Is he hanging out with Marc?


----------



## skiNEwhere (Nov 7, 2013)

I was wondering the same thing


----------



## ScottySkis (Nov 7, 2013)

PM him and see what is up?


----------



## snowmonster (Nov 8, 2013)

Last time I saw him was in Tux on June 15, my last ski day. He said that he was spending more of his time online on his blog, thesnowway.com. You might want to reach out to him there.


----------



## Savemeasammy (Nov 8, 2013)

He's around.  He went to Sunday River last weekend.


----------



## bvibert (Nov 8, 2013)

ctenidae said:


> Is he hanging out with Marc?


No, I think he's been too busy working on that mountain top brothel he always wanted.


----------



## wa-loaf (Nov 8, 2013)

ctenidae said:


> Is he hanging out with Marc?



Marc is busy posting renovation photos of his kitchen on facebook.


----------



## hammer (Nov 8, 2013)

wa-loaf said:


> Marc is busy posting renovation photos of his kitchen on facebook.


Will be going though that in a month, doing the design work and deciding on what to get is enough...if he can DIY the install without losing his sanity then he can save some big bucks.


----------



## wa-loaf (Nov 8, 2013)

hammer said:


> Will be going though that in a month, doing the design work and deciding on what to get is enough...if he can DIY the install without losing his sanity then he can save some big bucks.



Yeah, he's one of those guys that can do all that stuff on his own. I can be handy in some situations, but know my limits ...


----------



## bvibert (Nov 8, 2013)

wa-loaf said:


> Yeah, he's one of those guys that can do all that stuff on his own.

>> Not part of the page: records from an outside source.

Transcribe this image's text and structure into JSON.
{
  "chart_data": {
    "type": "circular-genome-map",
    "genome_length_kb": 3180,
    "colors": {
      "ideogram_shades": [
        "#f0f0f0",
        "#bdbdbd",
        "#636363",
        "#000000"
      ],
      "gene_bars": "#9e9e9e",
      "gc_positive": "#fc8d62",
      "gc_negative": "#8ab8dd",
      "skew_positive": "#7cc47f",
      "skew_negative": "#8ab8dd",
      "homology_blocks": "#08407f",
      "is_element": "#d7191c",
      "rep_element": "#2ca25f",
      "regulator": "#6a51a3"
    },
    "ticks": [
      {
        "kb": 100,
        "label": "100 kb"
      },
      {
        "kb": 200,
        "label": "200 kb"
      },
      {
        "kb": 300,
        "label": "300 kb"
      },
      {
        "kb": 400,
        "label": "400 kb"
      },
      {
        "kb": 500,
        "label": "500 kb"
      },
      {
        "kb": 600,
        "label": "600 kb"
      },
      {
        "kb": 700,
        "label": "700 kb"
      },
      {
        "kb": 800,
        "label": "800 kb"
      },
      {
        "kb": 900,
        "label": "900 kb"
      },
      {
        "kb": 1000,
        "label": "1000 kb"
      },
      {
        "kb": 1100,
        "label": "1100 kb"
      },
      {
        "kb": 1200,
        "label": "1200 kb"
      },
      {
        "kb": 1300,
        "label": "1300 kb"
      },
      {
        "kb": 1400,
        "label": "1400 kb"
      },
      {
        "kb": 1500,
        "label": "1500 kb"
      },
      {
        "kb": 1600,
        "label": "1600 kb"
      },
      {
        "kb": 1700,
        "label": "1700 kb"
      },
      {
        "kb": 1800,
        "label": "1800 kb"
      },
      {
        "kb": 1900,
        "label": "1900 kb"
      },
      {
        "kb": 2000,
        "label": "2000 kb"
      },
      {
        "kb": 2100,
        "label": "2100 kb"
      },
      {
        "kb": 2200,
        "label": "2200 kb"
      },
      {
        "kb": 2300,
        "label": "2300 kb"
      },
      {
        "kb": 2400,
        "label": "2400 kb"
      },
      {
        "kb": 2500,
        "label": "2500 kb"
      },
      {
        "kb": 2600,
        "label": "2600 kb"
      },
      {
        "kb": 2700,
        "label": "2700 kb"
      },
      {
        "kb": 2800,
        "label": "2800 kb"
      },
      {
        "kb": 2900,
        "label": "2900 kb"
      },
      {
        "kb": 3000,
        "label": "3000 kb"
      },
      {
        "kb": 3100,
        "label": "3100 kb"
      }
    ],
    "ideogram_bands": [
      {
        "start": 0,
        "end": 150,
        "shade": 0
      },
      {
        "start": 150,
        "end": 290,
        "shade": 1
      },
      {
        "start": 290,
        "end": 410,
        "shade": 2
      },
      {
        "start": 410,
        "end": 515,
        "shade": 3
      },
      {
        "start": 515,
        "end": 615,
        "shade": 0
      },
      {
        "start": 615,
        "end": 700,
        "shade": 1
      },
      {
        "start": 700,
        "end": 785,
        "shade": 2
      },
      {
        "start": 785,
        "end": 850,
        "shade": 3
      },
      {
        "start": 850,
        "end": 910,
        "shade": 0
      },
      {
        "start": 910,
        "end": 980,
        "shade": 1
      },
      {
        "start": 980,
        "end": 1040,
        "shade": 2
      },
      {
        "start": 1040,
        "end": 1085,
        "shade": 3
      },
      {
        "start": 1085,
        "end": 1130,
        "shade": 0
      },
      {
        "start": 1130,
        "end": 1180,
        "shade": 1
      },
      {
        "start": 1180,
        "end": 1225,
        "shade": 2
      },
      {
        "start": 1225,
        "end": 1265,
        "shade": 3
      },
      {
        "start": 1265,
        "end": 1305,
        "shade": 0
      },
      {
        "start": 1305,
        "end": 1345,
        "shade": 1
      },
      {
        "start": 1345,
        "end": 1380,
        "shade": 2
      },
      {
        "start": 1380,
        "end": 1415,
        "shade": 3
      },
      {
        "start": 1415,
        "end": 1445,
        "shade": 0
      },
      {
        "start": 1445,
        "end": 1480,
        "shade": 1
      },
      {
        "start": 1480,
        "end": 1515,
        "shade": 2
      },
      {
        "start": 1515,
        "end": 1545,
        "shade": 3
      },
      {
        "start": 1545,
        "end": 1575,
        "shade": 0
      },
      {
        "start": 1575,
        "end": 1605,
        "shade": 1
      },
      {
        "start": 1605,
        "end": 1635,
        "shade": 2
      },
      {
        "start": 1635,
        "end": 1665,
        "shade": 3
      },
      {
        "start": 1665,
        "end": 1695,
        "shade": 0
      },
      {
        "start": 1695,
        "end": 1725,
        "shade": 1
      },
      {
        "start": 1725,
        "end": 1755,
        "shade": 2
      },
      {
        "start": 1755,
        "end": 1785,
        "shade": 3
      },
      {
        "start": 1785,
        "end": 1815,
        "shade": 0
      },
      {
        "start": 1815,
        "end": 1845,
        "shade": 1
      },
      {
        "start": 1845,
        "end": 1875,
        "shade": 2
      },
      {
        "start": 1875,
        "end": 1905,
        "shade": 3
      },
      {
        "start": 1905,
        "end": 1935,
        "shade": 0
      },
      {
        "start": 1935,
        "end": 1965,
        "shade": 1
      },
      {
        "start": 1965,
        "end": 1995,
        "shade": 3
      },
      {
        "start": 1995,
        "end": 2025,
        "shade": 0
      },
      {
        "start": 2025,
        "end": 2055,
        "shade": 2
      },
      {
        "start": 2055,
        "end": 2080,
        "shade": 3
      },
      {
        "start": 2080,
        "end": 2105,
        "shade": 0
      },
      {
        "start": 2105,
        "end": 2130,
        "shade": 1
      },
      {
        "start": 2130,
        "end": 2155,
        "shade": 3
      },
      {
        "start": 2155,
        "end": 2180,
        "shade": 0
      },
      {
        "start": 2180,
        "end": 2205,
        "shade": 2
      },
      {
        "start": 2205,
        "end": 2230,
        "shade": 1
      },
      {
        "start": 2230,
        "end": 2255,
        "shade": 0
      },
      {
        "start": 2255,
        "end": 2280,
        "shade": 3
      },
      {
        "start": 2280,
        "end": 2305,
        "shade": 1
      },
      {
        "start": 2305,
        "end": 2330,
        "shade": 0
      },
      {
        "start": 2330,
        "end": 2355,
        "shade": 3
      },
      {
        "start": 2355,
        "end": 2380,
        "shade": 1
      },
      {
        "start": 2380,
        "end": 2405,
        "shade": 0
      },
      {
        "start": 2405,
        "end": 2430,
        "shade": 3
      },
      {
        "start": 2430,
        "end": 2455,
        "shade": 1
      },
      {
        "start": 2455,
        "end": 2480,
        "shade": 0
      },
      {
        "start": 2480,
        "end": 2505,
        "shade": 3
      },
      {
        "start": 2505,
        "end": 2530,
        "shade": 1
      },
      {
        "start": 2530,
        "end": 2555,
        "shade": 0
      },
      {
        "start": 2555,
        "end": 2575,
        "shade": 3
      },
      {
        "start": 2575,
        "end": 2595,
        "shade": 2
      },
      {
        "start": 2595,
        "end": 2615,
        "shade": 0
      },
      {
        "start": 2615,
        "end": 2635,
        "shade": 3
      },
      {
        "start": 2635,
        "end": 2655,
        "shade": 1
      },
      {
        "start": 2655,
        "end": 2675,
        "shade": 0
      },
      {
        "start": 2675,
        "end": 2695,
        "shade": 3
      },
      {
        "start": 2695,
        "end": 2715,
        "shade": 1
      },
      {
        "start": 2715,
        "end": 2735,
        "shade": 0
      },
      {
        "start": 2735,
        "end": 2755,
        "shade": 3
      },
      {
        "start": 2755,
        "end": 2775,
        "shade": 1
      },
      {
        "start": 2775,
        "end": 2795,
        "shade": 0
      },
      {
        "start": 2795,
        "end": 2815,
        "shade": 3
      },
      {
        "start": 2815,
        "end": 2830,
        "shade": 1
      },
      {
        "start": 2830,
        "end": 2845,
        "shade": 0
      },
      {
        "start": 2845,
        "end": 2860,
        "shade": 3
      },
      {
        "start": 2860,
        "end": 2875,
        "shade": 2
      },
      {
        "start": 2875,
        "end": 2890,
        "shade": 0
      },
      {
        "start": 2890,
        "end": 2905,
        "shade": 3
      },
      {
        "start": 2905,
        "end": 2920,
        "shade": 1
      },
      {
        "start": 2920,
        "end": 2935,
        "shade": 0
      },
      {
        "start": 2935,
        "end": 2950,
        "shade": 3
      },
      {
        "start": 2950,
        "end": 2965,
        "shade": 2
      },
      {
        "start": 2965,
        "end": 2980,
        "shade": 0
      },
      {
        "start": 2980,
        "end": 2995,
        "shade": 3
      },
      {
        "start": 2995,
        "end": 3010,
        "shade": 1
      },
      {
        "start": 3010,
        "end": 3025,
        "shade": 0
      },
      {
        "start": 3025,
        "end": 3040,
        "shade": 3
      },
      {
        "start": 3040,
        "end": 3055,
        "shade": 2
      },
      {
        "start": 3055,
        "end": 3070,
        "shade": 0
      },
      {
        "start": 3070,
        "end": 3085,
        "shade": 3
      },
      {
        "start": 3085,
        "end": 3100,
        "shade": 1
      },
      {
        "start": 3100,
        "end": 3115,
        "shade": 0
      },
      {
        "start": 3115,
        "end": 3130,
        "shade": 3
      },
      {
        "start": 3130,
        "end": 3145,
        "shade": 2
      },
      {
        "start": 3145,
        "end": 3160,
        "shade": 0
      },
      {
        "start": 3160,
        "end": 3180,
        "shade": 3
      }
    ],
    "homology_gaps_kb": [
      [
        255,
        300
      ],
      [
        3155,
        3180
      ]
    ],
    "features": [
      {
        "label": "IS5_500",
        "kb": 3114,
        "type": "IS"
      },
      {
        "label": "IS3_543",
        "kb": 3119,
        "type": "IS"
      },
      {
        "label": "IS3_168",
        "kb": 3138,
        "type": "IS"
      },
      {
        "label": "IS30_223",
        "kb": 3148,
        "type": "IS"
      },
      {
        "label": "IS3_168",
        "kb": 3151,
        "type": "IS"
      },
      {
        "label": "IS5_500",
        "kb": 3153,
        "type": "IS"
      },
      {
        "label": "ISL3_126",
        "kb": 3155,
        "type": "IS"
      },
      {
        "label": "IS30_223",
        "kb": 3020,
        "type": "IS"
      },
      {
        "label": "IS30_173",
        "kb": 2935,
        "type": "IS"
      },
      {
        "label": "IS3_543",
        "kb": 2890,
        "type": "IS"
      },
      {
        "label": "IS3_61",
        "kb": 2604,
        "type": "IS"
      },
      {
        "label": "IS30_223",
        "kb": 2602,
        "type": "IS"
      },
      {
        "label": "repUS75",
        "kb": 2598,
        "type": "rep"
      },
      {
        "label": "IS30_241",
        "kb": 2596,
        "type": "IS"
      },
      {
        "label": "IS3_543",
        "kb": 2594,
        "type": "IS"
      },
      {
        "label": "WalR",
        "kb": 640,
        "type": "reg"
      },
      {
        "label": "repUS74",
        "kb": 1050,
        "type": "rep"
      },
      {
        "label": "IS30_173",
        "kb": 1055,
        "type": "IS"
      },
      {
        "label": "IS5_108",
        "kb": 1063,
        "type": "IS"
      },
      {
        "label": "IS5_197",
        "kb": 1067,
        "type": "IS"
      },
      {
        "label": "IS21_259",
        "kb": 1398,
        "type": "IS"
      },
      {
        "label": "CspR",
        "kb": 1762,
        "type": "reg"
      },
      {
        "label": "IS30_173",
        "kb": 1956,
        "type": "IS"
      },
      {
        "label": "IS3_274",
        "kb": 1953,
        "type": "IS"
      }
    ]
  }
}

I can be handy in some situations, but know my limits ...



I'm convinced that he can do pretty much anything he wants.  I'm also pretty sure that he's not human.  IIRC his renovation involved completely tearing out the floor and replacing floor joists before rebuilding from scratch.


----------



## hammer (Nov 8, 2013)

wa-loaf said:


> Yeah, he's one of those guys that can do all that stuff on his own. I can be handy in some situations, but know my limits ...


For us every DIY job is a big learning experience.  Many times the lesson is "the next time I do this I'm hiring someone to do it."


----------



## ctenidae (Nov 8, 2013)

bvibert said:


> I'm convinced that he can do pretty much anything he wants.



Yeah, I think he's one of the more capable people I've ever met.
And he's a pretty nice guy. I don't care what the sheep say.


----------



## o3jeff (Nov 15, 2013)

ctenidae said:


> Yeah, I think he's one of the more capable people I've ever met.
> And he's a pretty nice guy. I don't care what the sheep say.



I'm sure the goats tell a different story about him!


----------



## Cornhead (Nov 15, 2013)

He's been posting on Harvey Road, what'd you do to piss him off Nick?


----------



## ScottySkis (Nov 15, 2013)

I like him he okay with in my book.


----------



## nelsapbm (Nov 15, 2013)

He just posted on the Nelsap board.


----------



## skiNEwhere (Nov 15, 2013)

nelsapbm said:


> He just posted on the Nelsap board.



I wonder if he realizes he's under 24/7 surveillance now


----------



## skiNEwhere (Nov 15, 2013)

ctenidae said:


> Is he hanging out with Marc?



Where is Marc anyways? He was pretty funny


----------



## ScottySkis (Nov 15, 2013)

skiNEwhere said:


> Where is Marc anyways? He was pretty funny



Probably hiking Platty.


----------